Der eine, frühe stammt von Karl Heinrich Waggerl, die Erstausgabe aus dem Jahr 1930 (Leipzig: Insel, 40 Jahre danach ebenda im 110. Tausend verlegt). Beide Ausgaben stehen in Reute. Den anderen hat Res Brandenberger verfasst, überschrieben mit "Louis.Brot.", Erstling eines Autors mit Jahrgang 1959, Schulmeistersohn, Graphiker / Gestalter / Dokumentalist, der sich mit Fünfzig auf eine ausgefallene Familiengeschichte einlässt.
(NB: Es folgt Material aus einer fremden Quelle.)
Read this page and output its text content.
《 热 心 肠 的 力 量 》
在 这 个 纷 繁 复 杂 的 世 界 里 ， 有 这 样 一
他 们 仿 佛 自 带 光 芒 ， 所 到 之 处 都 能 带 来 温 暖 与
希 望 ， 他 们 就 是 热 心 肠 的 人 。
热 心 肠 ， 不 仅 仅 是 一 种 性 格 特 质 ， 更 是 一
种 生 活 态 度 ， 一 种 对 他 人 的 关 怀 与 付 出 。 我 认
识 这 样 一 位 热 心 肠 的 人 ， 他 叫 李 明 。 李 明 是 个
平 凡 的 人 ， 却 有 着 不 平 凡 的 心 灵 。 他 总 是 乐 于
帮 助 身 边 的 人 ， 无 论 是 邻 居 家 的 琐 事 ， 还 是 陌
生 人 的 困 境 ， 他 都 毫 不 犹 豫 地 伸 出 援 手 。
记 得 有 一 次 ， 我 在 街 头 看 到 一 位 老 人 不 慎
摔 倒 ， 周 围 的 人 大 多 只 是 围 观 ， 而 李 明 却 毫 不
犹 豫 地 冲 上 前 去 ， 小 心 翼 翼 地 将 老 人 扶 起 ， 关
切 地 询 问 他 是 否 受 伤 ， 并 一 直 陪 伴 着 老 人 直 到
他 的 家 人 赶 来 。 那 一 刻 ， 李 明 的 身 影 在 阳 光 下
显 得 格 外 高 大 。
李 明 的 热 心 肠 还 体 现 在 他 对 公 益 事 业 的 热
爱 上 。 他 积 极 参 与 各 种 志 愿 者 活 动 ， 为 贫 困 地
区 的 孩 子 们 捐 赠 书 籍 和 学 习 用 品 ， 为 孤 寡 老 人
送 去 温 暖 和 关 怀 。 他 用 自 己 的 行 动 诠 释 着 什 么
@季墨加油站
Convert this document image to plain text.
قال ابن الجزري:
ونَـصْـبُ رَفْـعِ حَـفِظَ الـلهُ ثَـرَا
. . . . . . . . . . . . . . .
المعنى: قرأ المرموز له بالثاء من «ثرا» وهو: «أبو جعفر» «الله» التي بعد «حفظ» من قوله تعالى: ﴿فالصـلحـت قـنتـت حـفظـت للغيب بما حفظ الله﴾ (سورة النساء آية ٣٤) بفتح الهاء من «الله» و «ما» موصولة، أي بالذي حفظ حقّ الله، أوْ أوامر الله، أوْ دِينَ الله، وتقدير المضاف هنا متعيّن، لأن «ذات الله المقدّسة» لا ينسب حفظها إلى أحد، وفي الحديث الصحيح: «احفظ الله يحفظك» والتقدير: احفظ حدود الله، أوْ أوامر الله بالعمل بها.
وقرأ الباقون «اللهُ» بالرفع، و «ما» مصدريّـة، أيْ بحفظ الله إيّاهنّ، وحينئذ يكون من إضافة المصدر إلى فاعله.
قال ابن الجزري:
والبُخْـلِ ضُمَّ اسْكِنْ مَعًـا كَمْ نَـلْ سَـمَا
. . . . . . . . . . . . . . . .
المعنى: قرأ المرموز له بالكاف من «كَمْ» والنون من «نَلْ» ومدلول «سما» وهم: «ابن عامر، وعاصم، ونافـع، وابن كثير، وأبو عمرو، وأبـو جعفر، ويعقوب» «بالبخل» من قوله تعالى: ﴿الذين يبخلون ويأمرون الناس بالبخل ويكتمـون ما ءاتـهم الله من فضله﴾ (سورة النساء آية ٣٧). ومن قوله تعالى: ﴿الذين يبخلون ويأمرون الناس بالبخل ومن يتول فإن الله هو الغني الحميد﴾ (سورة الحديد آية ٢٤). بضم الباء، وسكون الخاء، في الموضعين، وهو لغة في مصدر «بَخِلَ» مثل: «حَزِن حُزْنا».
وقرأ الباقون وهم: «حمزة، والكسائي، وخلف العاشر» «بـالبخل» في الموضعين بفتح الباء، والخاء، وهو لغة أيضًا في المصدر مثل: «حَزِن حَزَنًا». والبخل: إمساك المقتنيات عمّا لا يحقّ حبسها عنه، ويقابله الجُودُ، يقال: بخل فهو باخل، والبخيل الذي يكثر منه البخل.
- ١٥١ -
Ihre Anfänge sind in Trubschachen angesiedelt; zu erfinden war das Paar Paul und Lisa, ihre Bereitschaft, Eltern zu werden; aufzuziehen sind die Zwillinge Leo und Louis, zu schildern ist ihrer aller Entwicklung, Gedeihen, Zerbrechen.

Die Notation "Louis.Brot." ohne Leerschlag und je Hauptwort mit Punkt ist Kennzeichen des Buches. Dessen nahezu hundert Kapitelüberschriften leiten von Bahn.Hof. und Schul.Bus. über Bier.Glas. / Apfel.Kuchen. / Zahn.Schmerzen. und Atem.Los. zu Himmel.Fahrt. und Fried.Hof. Wer sich im Gemenge der Figuren verirrt, dem kommt am Buchende ein Verzeichnis gelegen. Darin mögen sich, die in Tranchen lesen, Überblick verschaffen; darin holen wir auch – über den Romanschluss hinaus – Gegenwart und Zukunft der Hauptfiguren ein. Ernst genommen heisst das: die geneigte Leserin ist über ihre Lektüre hinaus aufs Laufende gesetzt. Ich habe solche Buchstoff-Übergriffe vor 90 Jahren bei Alfred Döblin, vor 70 bei Kurt Guggenheim, vor 35 bei Gerold Späth erlickt – und nicht mehr vergessen.